One of the two, who allegedly traded on inside information obtained when the other opened somebody else’s mail, agreed to pay almost $20,000 in fines and penalties, the SEC said Monday.

The misappropriated information concerned a 1988 tender offer for Stanadyne, a Windsor, Conn., pump and faucet maker, by Hartford-based Emhart, which makes tools and machinery.

Stanadyne was acquired by FSLI Acquisition Corp. in February 1988.

The SEC accused Thaddeus Pencikowski, 37, of Farmington, Conn., of making $9,093 in alleged illegal profits after buying 750 shares of Stanadyne common stock Jan. 8, 1988, with confidential information allegedly supplied to him by Bruce J. Warren, also 37, of Plainville, Conn.

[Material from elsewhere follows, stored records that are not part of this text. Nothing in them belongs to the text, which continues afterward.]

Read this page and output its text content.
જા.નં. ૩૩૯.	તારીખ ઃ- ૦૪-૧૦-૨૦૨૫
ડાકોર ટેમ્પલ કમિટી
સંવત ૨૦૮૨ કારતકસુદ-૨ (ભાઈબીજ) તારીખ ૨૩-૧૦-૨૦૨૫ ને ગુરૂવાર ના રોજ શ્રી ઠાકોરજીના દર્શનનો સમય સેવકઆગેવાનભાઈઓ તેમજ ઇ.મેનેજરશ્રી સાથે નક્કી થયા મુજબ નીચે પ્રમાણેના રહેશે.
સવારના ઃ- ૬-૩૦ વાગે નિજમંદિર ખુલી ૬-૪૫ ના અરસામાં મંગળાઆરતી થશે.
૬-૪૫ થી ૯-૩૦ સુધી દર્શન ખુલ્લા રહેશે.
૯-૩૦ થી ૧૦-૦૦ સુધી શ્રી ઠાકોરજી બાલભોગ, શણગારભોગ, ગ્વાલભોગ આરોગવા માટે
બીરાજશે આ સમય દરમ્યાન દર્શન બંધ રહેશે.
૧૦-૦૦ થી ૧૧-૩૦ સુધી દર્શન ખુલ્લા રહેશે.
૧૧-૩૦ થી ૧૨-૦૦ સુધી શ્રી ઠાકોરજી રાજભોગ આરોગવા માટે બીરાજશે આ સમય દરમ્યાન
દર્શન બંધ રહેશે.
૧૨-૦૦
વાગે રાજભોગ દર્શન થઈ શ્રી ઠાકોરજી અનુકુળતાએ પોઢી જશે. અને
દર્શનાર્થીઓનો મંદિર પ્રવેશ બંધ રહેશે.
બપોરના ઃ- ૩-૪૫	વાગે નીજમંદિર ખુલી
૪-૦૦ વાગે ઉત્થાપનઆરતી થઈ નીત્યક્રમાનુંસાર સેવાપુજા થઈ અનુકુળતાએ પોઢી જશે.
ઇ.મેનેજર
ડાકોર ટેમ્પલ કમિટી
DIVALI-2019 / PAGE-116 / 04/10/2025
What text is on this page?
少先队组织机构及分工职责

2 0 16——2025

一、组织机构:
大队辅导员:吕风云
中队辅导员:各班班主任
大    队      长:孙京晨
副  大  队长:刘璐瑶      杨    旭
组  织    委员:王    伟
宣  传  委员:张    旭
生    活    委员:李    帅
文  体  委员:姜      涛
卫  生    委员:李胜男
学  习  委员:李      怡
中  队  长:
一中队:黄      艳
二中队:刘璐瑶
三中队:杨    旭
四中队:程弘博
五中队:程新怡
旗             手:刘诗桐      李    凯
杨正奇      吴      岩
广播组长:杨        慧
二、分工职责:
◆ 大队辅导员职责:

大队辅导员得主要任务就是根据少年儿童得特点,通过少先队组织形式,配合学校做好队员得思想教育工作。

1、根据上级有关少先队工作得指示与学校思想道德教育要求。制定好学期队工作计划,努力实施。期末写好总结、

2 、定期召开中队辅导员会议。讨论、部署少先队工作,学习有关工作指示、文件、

Both men settled the civil charges without admitting or denying wrongdoing.

Pencikowski’s lawyer, Vincent Dowling, was not in his office when called for comment. Warren’s lawyer, Steven Sach, declined to comment until he spoke with his client.

″No financial penalty was sought for Mr. Warren, who did not trade for himself,″ said Harry J. Weiss, an attorney with the SEC’s Enforcement Division.

According to the SEC, Warren agreed to receive a Stanadyne director’s mail while the director was away. Warren’s computer graphics company and the director’s office were in the same building, which was owned and managed by Pencikowski.

The SEC accused Warren of violating a ″duty of trust and confidence″ to the Stanadyne director when he revealed to Pencikowski the contents of a letter concerning the Emhart offer.

″The complaint alleged Mr. Warren misappropriated information from the director and then tipped Mr. Pencikowski,″ said Weiss.

Pencikowski allegedly bought 750 Stanadyne shares at $26.50 per share on Jan. 8 and sold them for $39 a share on Jan. 11, 1988 - the day the Emhart offer was made public.

According to the SEC, Pencikowski agreed to disgorge $10,847 in alleged illegal profits plus interest as well as a penalty equal to his alleged profits of $9,093.

Both men also agreed to the entering of a court order barring them from breaking securities laws.